“No, I don’t think I will.”
I shove open the car door, jump out, and slam it behind me.
It’s good to know that not all dreams can come true.
Kane leavesme alone for an hour while I take a page out of Keira’s book and pace-stomp back and forth across the third floor of the warehouse.
When he finally shows his face in the kitchen, it’s not for the reason I expect.
“I got space. Metal. Tools. Everything you need. Instead of stomping around up here, you might as well pretend I’m a piece of metal and hammer the shit out of it.”
“But—”
“Offer’s on the table. I got work to do.” He turns away and strides toward the elevator.
I bite my lip, wanting to reject his offer, but also desperately needing the outlet he’s offered me. “I can’t use your expensive parts. I use junk. Scrap metal. Not new stuff.”
He pauses. “Use whatever you want. It’s yours.”
It wasn’thow I expected to spend my day, but I can’t argue that the twisted knot in the pit of my stomach loosens a few degrees with every hour I spend hammering, cutting, shaping, and welding.
I only pretend one of the pieces of metal is Kane for a few minutes. Mostly.
Stubborn ass.
But I can’t lie ... his wonderland of tools and parts gives me new ideas, because he has more than I’ve ever had access to at Elijah’s. And somehow, while my earbuds were shoved in my ears and I was pretending he didn’t exist, two pallets of scrap metal were delivered.
Kane disappeared before I could decide whether or not to thank him.
My brain is working overtime with ideas and designs. I find a notepad shoved between two toolboxes and borrow it to spend a solid hour drawing.

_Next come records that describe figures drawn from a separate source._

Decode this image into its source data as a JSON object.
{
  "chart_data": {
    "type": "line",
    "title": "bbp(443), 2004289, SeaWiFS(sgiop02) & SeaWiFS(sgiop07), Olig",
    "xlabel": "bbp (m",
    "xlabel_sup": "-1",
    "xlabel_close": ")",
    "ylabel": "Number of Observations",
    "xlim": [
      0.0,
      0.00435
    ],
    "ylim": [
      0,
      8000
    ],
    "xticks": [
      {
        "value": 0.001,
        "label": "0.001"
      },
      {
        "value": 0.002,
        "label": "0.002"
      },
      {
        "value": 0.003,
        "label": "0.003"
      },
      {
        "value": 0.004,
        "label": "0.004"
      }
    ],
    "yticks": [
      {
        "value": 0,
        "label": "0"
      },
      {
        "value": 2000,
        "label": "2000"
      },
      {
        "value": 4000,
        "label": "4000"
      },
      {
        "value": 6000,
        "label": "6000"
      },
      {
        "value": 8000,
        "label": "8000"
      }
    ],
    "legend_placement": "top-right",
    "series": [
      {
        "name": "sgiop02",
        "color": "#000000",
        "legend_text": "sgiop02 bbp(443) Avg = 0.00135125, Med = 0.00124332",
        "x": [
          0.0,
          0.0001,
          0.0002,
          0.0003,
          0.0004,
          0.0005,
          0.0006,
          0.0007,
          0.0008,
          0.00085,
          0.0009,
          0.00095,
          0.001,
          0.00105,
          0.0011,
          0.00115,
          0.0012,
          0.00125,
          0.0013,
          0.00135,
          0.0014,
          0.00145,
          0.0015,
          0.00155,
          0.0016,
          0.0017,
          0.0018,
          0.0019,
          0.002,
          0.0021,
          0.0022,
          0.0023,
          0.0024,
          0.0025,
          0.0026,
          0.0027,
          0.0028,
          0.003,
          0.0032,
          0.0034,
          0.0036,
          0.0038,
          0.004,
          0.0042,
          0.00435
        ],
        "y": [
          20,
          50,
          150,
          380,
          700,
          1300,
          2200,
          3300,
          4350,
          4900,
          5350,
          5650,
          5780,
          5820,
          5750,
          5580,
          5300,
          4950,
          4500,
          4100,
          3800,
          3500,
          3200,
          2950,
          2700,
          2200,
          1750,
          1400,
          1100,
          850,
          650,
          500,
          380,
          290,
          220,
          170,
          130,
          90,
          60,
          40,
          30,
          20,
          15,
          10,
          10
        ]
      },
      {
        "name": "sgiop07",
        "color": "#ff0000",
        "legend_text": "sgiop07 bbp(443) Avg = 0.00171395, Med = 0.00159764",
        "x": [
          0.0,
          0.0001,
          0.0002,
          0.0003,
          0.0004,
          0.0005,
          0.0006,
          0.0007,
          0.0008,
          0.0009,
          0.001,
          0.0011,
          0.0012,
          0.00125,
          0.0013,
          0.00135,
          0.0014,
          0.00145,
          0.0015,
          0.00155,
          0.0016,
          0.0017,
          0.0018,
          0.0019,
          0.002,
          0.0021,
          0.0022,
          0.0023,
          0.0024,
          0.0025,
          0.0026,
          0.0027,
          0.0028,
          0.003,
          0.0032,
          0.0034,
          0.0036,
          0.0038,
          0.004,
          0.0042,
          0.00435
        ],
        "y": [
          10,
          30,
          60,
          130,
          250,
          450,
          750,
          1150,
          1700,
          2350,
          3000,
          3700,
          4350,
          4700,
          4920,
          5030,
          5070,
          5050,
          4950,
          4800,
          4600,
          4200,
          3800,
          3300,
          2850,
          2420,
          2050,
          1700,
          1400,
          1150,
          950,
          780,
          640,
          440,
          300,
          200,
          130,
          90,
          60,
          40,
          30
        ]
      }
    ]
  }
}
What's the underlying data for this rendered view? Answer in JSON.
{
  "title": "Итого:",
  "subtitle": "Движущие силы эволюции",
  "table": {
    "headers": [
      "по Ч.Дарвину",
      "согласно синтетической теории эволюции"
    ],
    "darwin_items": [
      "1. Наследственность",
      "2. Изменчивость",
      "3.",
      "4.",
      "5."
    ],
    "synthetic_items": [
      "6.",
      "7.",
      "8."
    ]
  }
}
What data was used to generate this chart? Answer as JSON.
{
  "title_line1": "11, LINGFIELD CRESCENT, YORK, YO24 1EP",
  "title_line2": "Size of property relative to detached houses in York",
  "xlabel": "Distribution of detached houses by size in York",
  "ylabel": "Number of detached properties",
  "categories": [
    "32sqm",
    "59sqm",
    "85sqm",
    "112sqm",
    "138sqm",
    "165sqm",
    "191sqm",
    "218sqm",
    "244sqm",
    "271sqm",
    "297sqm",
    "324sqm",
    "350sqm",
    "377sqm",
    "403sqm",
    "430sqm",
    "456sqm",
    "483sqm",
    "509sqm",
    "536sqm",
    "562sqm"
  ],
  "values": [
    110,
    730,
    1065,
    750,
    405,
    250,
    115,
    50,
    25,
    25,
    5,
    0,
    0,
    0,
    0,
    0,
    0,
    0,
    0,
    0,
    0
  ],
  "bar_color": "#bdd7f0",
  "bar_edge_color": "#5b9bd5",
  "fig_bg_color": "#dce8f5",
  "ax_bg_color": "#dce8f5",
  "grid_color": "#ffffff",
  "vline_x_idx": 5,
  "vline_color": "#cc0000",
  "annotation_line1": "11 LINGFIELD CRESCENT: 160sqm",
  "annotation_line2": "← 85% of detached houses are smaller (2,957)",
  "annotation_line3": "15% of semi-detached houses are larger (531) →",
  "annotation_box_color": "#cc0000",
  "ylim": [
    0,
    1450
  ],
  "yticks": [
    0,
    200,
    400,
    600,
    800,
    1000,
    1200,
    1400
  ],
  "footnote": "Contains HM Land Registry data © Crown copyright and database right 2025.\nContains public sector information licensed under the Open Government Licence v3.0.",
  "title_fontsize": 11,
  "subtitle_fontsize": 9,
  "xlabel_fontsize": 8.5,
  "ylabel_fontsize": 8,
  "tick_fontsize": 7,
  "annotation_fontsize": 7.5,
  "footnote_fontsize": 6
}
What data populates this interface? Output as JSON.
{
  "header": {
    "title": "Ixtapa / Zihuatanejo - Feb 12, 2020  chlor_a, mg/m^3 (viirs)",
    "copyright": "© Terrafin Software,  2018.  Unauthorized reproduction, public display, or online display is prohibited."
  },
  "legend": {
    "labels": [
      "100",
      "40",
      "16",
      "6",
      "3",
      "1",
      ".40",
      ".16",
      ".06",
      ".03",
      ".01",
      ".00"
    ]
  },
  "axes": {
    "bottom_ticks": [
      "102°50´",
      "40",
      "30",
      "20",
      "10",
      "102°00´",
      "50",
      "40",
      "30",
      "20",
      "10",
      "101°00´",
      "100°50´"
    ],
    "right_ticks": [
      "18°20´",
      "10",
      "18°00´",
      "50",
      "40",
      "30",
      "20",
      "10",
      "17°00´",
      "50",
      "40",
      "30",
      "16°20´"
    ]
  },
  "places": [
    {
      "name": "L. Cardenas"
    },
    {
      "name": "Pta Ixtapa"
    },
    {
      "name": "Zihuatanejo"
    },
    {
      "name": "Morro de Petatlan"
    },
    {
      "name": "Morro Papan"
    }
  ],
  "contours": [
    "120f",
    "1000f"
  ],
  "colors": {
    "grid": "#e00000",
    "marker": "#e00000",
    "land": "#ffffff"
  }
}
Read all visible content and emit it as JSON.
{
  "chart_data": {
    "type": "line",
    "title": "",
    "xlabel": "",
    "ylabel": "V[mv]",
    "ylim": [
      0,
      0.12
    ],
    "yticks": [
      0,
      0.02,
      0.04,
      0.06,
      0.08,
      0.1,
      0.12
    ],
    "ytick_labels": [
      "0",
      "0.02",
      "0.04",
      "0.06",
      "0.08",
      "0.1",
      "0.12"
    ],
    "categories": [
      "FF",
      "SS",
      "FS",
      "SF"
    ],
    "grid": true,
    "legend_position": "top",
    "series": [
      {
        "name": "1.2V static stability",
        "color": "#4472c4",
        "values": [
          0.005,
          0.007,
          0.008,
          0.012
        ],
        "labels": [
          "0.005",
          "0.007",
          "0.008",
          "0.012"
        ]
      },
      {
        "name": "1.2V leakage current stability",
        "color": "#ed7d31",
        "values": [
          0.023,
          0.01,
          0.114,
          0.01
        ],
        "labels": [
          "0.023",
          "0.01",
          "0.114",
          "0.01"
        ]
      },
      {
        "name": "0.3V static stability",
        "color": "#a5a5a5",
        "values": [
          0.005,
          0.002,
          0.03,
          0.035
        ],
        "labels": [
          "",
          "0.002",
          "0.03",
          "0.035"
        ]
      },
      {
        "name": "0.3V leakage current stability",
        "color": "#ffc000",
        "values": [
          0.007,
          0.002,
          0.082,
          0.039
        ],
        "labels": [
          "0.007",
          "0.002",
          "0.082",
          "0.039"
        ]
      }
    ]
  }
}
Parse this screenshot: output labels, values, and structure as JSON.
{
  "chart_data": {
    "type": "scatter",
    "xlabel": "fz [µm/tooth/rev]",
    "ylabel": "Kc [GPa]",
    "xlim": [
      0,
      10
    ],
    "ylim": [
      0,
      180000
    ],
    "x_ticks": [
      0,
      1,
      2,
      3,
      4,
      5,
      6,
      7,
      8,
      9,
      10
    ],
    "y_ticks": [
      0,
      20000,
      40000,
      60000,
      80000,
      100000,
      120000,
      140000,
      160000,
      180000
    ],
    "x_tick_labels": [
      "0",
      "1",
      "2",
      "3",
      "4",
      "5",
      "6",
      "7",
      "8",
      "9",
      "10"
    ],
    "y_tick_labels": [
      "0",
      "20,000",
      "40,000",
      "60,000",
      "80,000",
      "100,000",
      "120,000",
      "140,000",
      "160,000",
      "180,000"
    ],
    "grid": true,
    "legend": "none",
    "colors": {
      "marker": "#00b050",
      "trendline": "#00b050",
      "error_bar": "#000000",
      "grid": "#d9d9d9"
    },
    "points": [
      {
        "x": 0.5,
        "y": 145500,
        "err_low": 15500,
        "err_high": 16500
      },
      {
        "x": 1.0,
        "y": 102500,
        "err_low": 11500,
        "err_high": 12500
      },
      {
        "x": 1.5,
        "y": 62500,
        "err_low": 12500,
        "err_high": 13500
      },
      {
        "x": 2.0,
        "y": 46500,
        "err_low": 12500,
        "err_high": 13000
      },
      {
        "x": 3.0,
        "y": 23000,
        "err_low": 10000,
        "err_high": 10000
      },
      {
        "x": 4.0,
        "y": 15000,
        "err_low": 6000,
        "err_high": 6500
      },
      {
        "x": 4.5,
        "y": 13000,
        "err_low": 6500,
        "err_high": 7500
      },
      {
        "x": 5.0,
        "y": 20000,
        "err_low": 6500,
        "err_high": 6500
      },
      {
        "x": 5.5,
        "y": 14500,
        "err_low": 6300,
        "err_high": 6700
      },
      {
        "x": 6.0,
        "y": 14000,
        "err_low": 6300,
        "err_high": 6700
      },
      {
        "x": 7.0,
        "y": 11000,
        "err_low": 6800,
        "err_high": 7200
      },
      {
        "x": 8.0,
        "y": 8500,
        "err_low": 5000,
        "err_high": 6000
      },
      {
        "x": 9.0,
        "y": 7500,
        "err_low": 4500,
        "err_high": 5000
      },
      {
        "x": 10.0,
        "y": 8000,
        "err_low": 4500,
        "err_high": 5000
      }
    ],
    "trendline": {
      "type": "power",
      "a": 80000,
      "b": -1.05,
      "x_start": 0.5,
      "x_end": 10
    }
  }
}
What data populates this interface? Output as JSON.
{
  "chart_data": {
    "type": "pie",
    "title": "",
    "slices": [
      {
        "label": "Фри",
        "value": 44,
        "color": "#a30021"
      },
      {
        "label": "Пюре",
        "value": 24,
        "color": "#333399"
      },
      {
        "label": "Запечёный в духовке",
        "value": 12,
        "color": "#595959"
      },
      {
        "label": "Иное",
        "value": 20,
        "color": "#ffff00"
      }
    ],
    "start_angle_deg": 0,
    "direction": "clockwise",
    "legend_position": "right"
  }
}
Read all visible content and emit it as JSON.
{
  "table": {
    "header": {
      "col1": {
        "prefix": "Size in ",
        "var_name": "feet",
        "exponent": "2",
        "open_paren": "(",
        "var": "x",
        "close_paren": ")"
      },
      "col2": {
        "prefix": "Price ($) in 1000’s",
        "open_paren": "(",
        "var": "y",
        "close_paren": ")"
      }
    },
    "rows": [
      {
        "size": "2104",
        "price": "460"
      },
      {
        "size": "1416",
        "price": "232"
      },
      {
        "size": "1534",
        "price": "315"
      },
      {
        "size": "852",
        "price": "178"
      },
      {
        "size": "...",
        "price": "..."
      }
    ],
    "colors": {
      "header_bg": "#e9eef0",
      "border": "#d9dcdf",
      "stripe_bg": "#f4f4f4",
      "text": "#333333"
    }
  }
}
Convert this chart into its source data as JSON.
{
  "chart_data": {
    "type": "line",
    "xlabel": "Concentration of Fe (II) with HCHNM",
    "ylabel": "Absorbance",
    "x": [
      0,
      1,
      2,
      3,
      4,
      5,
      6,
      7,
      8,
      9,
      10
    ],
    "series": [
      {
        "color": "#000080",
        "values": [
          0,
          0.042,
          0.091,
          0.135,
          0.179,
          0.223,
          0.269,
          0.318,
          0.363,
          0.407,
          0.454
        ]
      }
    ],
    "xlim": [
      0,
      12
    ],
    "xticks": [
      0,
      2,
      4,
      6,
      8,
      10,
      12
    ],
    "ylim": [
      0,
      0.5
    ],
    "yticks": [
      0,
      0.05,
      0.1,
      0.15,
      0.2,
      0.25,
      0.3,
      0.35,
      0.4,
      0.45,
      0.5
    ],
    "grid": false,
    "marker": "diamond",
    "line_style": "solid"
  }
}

My cell phone doesn’t ring. No one calls from the distillery needing my help. It makes me wonder if Keira gave the order for no one to contact me, but I refuse to let myself think about it when I have a pencil or tools in my hand.
My stomach gnaws at my backbone, and I finally put all the tools away.
When I make it to the kitchen, I find a note on the counter that there’s food in the fridge for me.
This could be my life—my dream life. Working on my art all day, and spending all night with a man who understands me on a level no one else has ever approached. The man that I’m ... falling for.
The man who doesn’t have a place for me in his future.
Growing up the way I did, I learned not to want things, because so often they’re torn right from your grasp. That’s why I built the wall and kept people out.
But Kane demolished it like a wrecking ball. He made me want things.
As I warm up the food he cooked, I realize I should have known better.
I don’t get to have a happily-ever-after.
36
Temperance
After receiving an email this morning from Keira to consider myself on vacation until further notice, I do the only thing I can to retain my sanity and shore up my self-worth—especially because Kane never came to bed last night.
I work.
Now I have three more finished pieces—the large skyline that I finished at Elijah’s that’s in the Tahoe, a fiddle with wire strings that’s perfect for a tabletop, and a piece that I know I won’t deliver to Valentina.